Karenanya, arsitek yang berhasil dengan sebuah obyek arsitektural biasanya berhasil dengan mengetahui lebih jauh tentang sisi subyektif klien, misalnya dengan proses berbincang-bincang dengan seorang klien. Ini menjadikan arsitektur yang didasarkan pada intuisi saat mendesain, selain bisa juga merupakan wadah kreativitas dari implementasi teori estetika.
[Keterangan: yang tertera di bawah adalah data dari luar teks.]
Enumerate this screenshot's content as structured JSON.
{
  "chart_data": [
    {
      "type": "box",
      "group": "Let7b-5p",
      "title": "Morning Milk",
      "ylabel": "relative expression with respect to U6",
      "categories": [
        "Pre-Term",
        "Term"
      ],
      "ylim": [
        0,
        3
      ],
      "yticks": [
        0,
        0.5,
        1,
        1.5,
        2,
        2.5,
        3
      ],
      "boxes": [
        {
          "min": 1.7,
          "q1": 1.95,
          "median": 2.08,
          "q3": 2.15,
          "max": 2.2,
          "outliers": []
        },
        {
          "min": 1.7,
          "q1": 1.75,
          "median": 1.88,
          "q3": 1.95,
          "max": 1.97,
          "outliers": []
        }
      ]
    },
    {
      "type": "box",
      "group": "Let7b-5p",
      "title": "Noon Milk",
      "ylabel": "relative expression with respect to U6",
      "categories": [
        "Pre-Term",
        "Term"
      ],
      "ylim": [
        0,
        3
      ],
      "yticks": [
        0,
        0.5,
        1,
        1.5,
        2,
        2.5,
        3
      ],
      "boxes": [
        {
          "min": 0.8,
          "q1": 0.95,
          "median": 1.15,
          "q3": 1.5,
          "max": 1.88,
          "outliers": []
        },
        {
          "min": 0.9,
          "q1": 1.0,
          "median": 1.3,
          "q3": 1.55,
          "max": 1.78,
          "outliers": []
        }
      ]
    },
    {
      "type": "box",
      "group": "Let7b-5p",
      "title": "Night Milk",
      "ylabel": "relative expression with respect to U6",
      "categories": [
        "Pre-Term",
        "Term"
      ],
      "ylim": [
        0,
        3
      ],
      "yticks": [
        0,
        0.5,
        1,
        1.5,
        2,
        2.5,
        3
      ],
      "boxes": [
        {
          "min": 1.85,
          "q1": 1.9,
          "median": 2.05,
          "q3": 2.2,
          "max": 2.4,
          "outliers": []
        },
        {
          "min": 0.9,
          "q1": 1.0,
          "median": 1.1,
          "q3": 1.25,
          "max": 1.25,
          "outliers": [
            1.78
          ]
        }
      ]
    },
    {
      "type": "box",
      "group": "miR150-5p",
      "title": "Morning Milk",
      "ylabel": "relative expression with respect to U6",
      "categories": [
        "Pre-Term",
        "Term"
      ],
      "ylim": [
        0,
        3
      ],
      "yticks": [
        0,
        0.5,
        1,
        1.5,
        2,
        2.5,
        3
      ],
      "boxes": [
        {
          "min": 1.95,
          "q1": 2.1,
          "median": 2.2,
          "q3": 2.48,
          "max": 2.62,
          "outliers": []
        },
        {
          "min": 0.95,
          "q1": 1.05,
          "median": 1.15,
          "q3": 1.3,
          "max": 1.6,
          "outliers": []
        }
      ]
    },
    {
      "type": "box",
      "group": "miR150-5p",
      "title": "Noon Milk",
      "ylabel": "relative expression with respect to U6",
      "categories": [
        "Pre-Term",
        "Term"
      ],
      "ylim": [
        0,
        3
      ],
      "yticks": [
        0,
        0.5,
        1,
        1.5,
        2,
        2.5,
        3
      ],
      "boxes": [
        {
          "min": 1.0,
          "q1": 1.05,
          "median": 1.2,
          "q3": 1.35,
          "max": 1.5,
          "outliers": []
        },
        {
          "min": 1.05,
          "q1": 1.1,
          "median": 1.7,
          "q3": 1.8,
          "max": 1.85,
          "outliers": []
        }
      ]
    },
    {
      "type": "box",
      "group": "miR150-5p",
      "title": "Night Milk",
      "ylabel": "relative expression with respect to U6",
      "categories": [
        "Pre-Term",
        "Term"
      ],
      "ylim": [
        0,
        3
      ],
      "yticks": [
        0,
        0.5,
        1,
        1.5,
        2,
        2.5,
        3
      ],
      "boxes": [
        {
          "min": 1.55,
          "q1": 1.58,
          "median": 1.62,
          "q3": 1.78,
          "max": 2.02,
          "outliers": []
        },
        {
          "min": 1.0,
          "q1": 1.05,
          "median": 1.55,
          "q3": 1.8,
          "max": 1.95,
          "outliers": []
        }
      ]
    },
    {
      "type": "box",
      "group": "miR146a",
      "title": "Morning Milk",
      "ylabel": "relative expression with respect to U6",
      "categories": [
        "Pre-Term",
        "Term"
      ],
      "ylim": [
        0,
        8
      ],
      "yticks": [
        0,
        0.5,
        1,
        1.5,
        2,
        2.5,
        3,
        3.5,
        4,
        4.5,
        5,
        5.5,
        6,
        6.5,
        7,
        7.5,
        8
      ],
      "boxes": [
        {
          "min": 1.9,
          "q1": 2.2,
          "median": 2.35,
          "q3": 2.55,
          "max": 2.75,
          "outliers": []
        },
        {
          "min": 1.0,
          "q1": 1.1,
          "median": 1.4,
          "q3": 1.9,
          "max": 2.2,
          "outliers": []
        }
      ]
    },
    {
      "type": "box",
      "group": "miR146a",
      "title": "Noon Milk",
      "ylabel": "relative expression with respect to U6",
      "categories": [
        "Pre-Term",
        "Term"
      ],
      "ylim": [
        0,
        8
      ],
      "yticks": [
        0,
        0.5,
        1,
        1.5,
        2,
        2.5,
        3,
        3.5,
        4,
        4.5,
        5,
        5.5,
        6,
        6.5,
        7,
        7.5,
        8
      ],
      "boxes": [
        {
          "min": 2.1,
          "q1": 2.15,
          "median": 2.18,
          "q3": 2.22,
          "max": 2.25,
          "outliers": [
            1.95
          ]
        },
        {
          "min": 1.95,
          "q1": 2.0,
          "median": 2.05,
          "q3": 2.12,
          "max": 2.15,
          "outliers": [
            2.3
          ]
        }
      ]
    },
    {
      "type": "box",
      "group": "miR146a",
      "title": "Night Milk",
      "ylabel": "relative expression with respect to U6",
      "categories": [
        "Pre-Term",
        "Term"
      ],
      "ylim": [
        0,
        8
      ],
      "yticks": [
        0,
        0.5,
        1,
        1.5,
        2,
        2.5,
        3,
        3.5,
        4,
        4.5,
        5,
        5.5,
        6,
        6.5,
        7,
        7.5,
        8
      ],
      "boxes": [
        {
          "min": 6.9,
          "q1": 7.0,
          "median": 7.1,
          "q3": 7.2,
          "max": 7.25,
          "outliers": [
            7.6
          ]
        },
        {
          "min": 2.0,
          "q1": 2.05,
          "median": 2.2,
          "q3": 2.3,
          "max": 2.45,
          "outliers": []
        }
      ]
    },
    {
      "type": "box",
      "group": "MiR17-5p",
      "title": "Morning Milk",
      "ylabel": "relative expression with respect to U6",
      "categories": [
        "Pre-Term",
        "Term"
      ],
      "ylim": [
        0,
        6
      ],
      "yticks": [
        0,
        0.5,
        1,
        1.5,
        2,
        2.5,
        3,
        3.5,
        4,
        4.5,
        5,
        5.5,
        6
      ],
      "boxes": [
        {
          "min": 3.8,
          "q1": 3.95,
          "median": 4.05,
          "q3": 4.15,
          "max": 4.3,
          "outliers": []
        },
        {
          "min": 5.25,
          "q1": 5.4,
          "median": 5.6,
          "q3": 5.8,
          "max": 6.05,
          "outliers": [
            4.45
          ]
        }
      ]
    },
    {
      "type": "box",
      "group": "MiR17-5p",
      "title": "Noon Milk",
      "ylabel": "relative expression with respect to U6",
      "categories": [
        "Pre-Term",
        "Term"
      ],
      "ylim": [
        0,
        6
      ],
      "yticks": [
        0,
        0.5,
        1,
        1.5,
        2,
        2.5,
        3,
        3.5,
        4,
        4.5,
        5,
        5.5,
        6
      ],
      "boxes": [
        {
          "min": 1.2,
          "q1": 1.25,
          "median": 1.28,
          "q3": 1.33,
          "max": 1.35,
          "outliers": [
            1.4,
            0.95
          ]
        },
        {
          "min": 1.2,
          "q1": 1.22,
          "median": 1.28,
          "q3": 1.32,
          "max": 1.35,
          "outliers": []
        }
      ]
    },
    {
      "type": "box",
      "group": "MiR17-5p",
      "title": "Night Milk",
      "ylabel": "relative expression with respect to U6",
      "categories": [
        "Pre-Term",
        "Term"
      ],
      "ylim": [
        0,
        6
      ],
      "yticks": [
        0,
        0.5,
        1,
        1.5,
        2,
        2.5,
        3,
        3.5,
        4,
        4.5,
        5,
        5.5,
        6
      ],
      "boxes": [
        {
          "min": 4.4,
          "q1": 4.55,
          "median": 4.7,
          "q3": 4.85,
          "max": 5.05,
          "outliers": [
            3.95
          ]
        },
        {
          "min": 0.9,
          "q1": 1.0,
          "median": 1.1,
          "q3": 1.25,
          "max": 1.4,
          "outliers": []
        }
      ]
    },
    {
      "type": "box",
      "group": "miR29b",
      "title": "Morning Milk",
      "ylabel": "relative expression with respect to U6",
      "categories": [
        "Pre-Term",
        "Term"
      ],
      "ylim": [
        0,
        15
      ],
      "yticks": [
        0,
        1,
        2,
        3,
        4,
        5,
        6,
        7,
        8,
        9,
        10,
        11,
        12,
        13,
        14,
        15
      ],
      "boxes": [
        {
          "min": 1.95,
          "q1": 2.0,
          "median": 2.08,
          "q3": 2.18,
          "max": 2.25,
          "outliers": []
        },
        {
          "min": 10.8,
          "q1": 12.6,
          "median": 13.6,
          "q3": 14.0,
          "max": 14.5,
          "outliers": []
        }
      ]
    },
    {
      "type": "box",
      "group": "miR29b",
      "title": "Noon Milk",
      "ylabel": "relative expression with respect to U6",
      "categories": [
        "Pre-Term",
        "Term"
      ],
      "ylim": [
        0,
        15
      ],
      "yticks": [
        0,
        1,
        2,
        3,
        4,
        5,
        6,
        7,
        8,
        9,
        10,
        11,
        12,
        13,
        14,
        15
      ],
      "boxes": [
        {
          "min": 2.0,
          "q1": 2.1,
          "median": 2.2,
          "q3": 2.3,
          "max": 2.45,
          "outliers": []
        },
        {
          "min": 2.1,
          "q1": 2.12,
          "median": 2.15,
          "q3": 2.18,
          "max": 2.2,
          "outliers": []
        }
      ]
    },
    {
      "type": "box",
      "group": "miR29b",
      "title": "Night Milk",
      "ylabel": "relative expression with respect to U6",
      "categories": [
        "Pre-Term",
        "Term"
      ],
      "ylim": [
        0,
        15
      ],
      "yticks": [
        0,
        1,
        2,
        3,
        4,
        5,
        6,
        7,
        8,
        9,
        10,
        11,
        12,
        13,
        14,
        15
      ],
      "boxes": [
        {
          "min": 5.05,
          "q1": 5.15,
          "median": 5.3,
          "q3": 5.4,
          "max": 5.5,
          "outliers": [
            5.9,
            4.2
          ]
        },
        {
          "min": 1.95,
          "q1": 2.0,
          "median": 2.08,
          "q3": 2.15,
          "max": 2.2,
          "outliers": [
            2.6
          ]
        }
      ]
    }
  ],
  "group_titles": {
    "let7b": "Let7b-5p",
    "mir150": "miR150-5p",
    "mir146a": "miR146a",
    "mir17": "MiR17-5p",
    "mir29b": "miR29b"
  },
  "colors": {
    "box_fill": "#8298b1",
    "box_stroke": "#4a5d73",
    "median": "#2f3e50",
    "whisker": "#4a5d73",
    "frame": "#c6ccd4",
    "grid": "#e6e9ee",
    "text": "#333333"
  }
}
Keindahan memang subyektif, dalam diri setiap orang, pendapat tentang nilai estetika sebuah bangunan seperti misalnya rumah tinggal, dipengaruhi oleh berbagai hal, antara lain :
subyektifitas diri sendiri. Sensasi hanya dimungkinkan bila fungsi biologis tubuh kita yang berkaitan dengan fungsi sensasi dan persepsi dalam keadaan normal; misalnya mata bisa melihat, hidung bisa mencium, pikiran dalam keadaan normal/ perseptif. Mampukah suatu obyek menggairahkan limbic dalam otak kita sehingga merasa adanya kenikmatan saat berkontak dengan sebuah obyek arsitektural. Kenikmatan yang didapatkan itu menjadikan otak kita mengatakan sesuatu itu indah. pengaruh dari lingkungan/ masyarakat tentang apa yang disebut indah. Antara lain:
pendidikan : apa yang ditanamkan dunia edukasi tentang keindahan, mungkin merupakan suatu pandangan yang ditekankan terus-menerus dan boleh jadi mengakar pada diri kita, serta metode untuk mengapresiasi suatu obyek juga merupakan suatu metode yang ditekankan secara terus-menerus.